これは職場の中国人には理解不能だと思う。なぜなら依って立つ社規社則にはそんなことはどこにも書いてないからだ。規則に書いてないものまで何で要求されるのか。要するに上述の例は、会社のカネを横領したり会社に損害を与えているわけではないのに、なぜコンプライアンス違反になるのか、というわけだ。もっとも中国企業の社規社則では、社員の“してはいけない”行動や罰則などの細かい日常の規則をいちいち書いておかなければならないから、コンプライアンスの領域までは手が回らないというのが本音だろう。

 僕の会社は、日本では金融関係でもあるので、コンプライアンスを守ることにかけてはとても厳しい規程がある。僕は上海での会社設立時に各種規程を作ったが、そのなかに「インサイダー防止規程」というのがあった。これは企業の機密情報に触れる機会の多い当社社員にとっては絶対的に守らなければならない規程だ。だがこれを設立間もない上海で社員に説明したとき、みんなはぽかんとして聞いていた。「何で我々は株を買うのに会社に届けなければいけないのですか?だいたい株というものは、まだ知られていない情報を友だちに教えてもらって買うものでしょ?」僕は空いた口が塞がらなかった。

 コンプライアンスに関連した話では、僕には過去にショックを受けた経験もある。上海のとある超一流大学の教授のもとに共同研究の相談に行ったときのことだ。我々が研究テーマと進め方を説明し、委託研究費の相談に入ろうとしたときのことだ。その教授は何と、今進めている他の日本企業との共同研究契約書を引出しからいくつも取り出して僕らに見せたのだ。「ええっと、O社からは××分野のテーマで、1200万円で委託されています。K社とは△△方面の研究開発を...」。僕らは丁重にお礼を言いつつ席を立った。これでは我々との共同研究も他社に全部筒抜けになってしまうと思った。

 要するにこの教授にとっては、ご自身の研究遂行能力や体制を説明するのに、実際の契約書を見せることが最も近道だと思ったのだ。しかも研究の中身を開示しているわけではないので、機密保持条項にも違反はしないと思われたのだろう。しかし日本企業の論理で言えば、自分たちと共同研究をしているという事実がコンプライアンス事項になる。中国では大学と企業の共同研究、いわゆる産学協同は当たり前であるし、得られた成果は双方が権利を持つとはいえ、実際は双方が自分たちのために自由に活用するという考え方だ。

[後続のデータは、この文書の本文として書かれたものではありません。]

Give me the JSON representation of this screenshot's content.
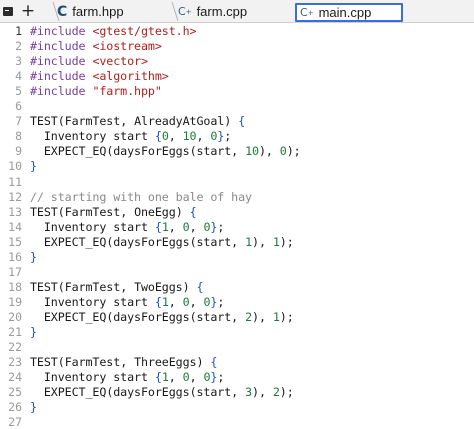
{
  "tabbar": {
    "terminal_icon": "terminal-icon",
    "new_tab_icon": "plus-icon",
    "new_tab_glyph": "+",
    "tabs": [
      {
        "label": "farm.hpp",
        "icon": "C",
        "icon_name": "c-header-icon",
        "active": false
      },
      {
        "label": "farm.cpp",
        "icon": "C",
        "icon_suffix": "+",
        "icon_name": "cpp-file-icon",
        "active": false
      },
      {
        "label": "main.cpp",
        "icon": "C",
        "icon_suffix": "+",
        "icon_name": "cpp-file-icon",
        "active": true
      }
    ]
  },
  "colors": {
    "preprocessor": "#7a3e9d",
    "string": "#b5201a",
    "number": "#1a7a3a",
    "comment": "#8a8a8a",
    "brace": "#1c52c4",
    "active_tab_border": "#3a6fd8"
  },
  "editor": {
    "lines": [
      {
        "n": "1",
        "active": true,
        "tokens": [
          [
            "pp",
            "#include "
          ],
          [
            "str",
            "<gtest/gtest.h>"
          ]
        ]
      },
      {
        "n": "2",
        "tokens": [
          [
            "pp",
            "#include "
          ],
          [
            "str",
            "<iostream>"
          ]
        ]
      },
      {
        "n": "3",
        "tokens": [
          [
            "pp",
            "#include "
          ],
          [
            "str",
            "<vector>"
          ]
        ]
      },
      {
        "n": "4",
        "tokens": [
          [
            "pp",
            "#include "
          ],
          [
            "str",
            "<algorithm>"
          ]
        ]
      },
      {
        "n": "5",
        "tokens": [
          [
            "pp",
            "#include "
          ],
          [
            "str",
            "\"farm.hpp\""
          ]
        ]
      },
      {
        "n": "6",
        "tokens": []
      },
      {
        "n": "7",
        "tokens": [
          [
            "kw",
            "TEST"
          ],
          [
            "paren",
            "("
          ],
          [
            "type",
            "FarmTest"
          ],
          [
            "br",
            ", "
          ],
          [
            "type",
            "AlreadyAtGoal"
          ],
          [
            "paren",
            ")"
          ],
          [
            "br",
            " "
          ],
          [
            "brace",
            "{"
          ]
        ]
      },
      {
        "n": "8",
        "tokens": [
          [
            "br",
            "  "
          ],
          [
            "type",
            "Inventory"
          ],
          [
            "br",
            " start "
          ],
          [
            "brace",
            "{"
          ],
          [
            "num",
            "0"
          ],
          [
            "br",
            ", "
          ],
          [
            "num",
            "10"
          ],
          [
            "br",
            ", "
          ],
          [
            "num",
            "0"
          ],
          [
            "brace",
            "}"
          ],
          [
            "br",
            ";"
          ]
        ]
      },
      {
        "n": "9",
        "tokens": [
          [
            "br",
            "  "
          ],
          [
            "kw",
            "EXPECT_EQ"
          ],
          [
            "paren",
            "("
          ],
          [
            "br",
            "daysForEggs"
          ],
          [
            "paren",
            "("
          ],
          [
            "br",
            "start, "
          ],
          [
            "num",
            "10"
          ],
          [
            "paren",
            ")"
          ],
          [
            "br",
            ", "
          ],
          [
            "num",
            "0"
          ],
          [
            "paren",
            ")"
          ],
          [
            "br",
            ";"
          ]
        ]
      },
      {
        "n": "10",
        "tokens": [
          [
            "brace",
            "}"
          ]
        ]
      },
      {
        "n": "11",
        "tokens": []
      },
      {
        "n": "12",
        "tokens": [
          [
            "cm",
            "// starting with one bale of hay"
          ]
        ]
      },
      {
        "n": "13",
        "tokens": [
          [
            "kw",
            "TEST"
          ],
          [
            "paren",
            "("
          ],
          [
            "type",
            "FarmTest"
          ],
          [
            "br",
            ", "
          ],
          [
            "type",
            "OneEgg"
          ],
          [
            "paren",
            ")"
          ],
          [
            "br",
            " "
          ],
          [
            "brace",
            "{"
          ]
        ]
      },
      {
        "n": "14",
        "tokens": [
          [
            "br",
            "  "
          ],
          [
            "type",
            "Inventory"
          ],
          [
            "br",
            " start "
          ],
          [
            "brace",
            "{"
          ],
          [
            "num",
            "1"
          ],
          [
            "br",
            ", "
          ],
          [
            "num",
            "0"
          ],
          [
            "br",
            ", "
          ],
          [
            "num",
            "0"
          ],
          [
            "brace",
            "}"
          ],
          [
            "br",
            ";"
          ]
        ]
      },
      {
        "n": "15",
        "tokens": [
          [
            "br",
            "  "
          ],
          [
            "kw",
            "EXPECT_EQ"
          ],
          [
            "paren",
            "("
          ],
          [
            "br",
            "daysForEggs"
          ],
          [
            "paren",
            "("
          ],
          [
            "br",
            "start, "
          ],
          [
            "num",
            "1"
          ],
          [
            "paren",
            ")"
          ],
          [
            "br",
            ", "
          ],
          [
            "num",
            "1"
          ],
          [
            "paren",
            ")"
          ],
          [
            "br",
            ";"
          ]
        ]
      },
      {
        "n": "16",
        "tokens": [
          [
            "brace",
            "}"
          ]
        ]
      },
      {
        "n": "17",
        "tokens": []
      },
      {
        "n": "18",
        "tokens": [
          [
            "kw",
            "TEST"
          ],
          [
            "paren",
            "("
          ],
          [
            "type",
            "FarmTest"
          ],
          [
            "br",
            ", "
          ],
          [
            "type",
            "TwoEggs"
          ],
          [
            "paren",
            ")"
          ],
          [
            "br",
            " "
          ],
          [
            "brace",
            "{"
          ]
        ]
      },
      {
        "n": "19",
        "tokens": [
          [
            "br",
            "  "
          ],
          [
            "type",
            "Inventory"
          ],
          [
            "br",
            " start "
          ],
          [
            "brace",
            "{"
          ],
          [
            "num",
            "1"
          ],
          [
            "br",
            ", "
          ],
          [
            "num",
            "0"
          ],
          [
            "br",
            ", "
          ],
          [
            "num",
            "0"
          ],
          [
            "brace",
            "}"
          ],
          [
            "br",
            ";"
          ]
        ]
      },
      {
        "n": "20",
        "tokens": [
          [
            "br",
            "  "
          ],
          [
            "kw",
            "EXPECT_EQ"
          ],
          [
            "paren",
            "("
          ],
          [
            "br",
            "daysForEggs"
          ],
          [
            "paren",
            "("
          ],
          [
            "br",
            "start, "
          ],
          [
            "num",
            "2"
          ],
          [
            "paren",
            ")"
          ],
          [
            "br",
            ", "
          ],
          [
            "num",
            "1"
          ],
          [
            "paren",
            ")"
          ],
          [
            "br",
            ";"
          ]
        ]
      },
      {
        "n": "21",
        "tokens": [
          [
            "brace",
            "}"
          ]
        ]
      },
      {
        "n": "22",
        "tokens": []
      },
      {
        "n": "23",
        "tokens": [
          [
            "kw",
            "TEST"
          ],
          [
            "paren",
            "("
          ],
          [
            "type",
            "FarmTest"
          ],
          [
            "br",
            ", "
          ],
          [
            "type",
            "ThreeEggs"
          ],
          [
            "paren",
            ")"
          ],
          [
            "br",
            " "
          ],
          [
            "brace",
            "{"
          ]
        ]
      },
      {
        "n": "24",
        "tokens": [
          [
            "br",
            "  "
          ],
          [
            "type",
            "Inventory"
          ],
          [
            "br",
            " start "
          ],
          [
            "brace",
            "{"
          ],
          [
            "num",
            "1"
          ],
          [
            "br",
            ", "
          ],
          [
            "num",
            "0"
          ],
          [
            "br",
            ", "
          ],
          [
            "num",
            "0"
          ],
          [
            "brace",
            "}"
          ],
          [
            "br",
            ";"
          ]
        ]
      },
      {
        "n": "25",
        "tokens": [
          [
            "br",
            "  "
          ],
          [
            "kw",
            "EXPECT_EQ"
          ],
          [
            "paren",
            "("
          ],
          [
            "br",
            "daysForEggs"
          ],
          [
            "paren",
            "("
          ],
          [
            "br",
            "start, "
          ],
          [
            "num",
            "3"
          ],
          [
            "paren",
            ")"
          ],
          [
            "br",
            ", "
          ],
          [
            "num",
            "2"
          ],
          [
            "paren",
            ")"
          ],
          [
            "br",
            ";"
          ]
        ]
      },
      {
        "n": "26",
        "tokens": [
          [
            "brace",
            "}"
          ]
        ]
      },
      {
        "n": "27",
        "tokens": []
      }
    ]
  }
}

 つまるところ、日本企業のコンプライアンスは、社員に「公正・適切な企業活動」をすることを求め、さらに「積極的に法令や規程以上の企業倫理・社会貢献を遵守する」ことまでも求める。実際には「法令遵守」という日本語訳の定義を超えているのだ。中国人社員には本当に気が遠くなる話だろう。だから日本本社の要求レベルを中国現地の企業で求めるのにはかなり無理がある。これに対して日本本社の担当者は、一見理解を示すような発言をする場合がある。それは中国人が“コンプライアンス意識が低いから”仕方がない、といった類の妥協だ。でも僕は、これは表面的な認識でしかないと思う。

 コンプライアンスのことを書き始めるといくらでも問題事例が思い浮かんでくる。それぐらい中国の日系企業では重い課題のひとつなのだ。しかし実は中国人の意識が低いからと言うより、職業倫理に対する考え方が根本的に違うことがその悩みの原点なのだと思う。会社の中国人に、日本人が持つ潔癖なまでの職業倫理感を押しつけても理解されるはずがない。おっと、会社のパソコンを使ってBillion Beatsの記事を書いている僕も、ひょっとしたらコンプライアンス違反なのかもしれない。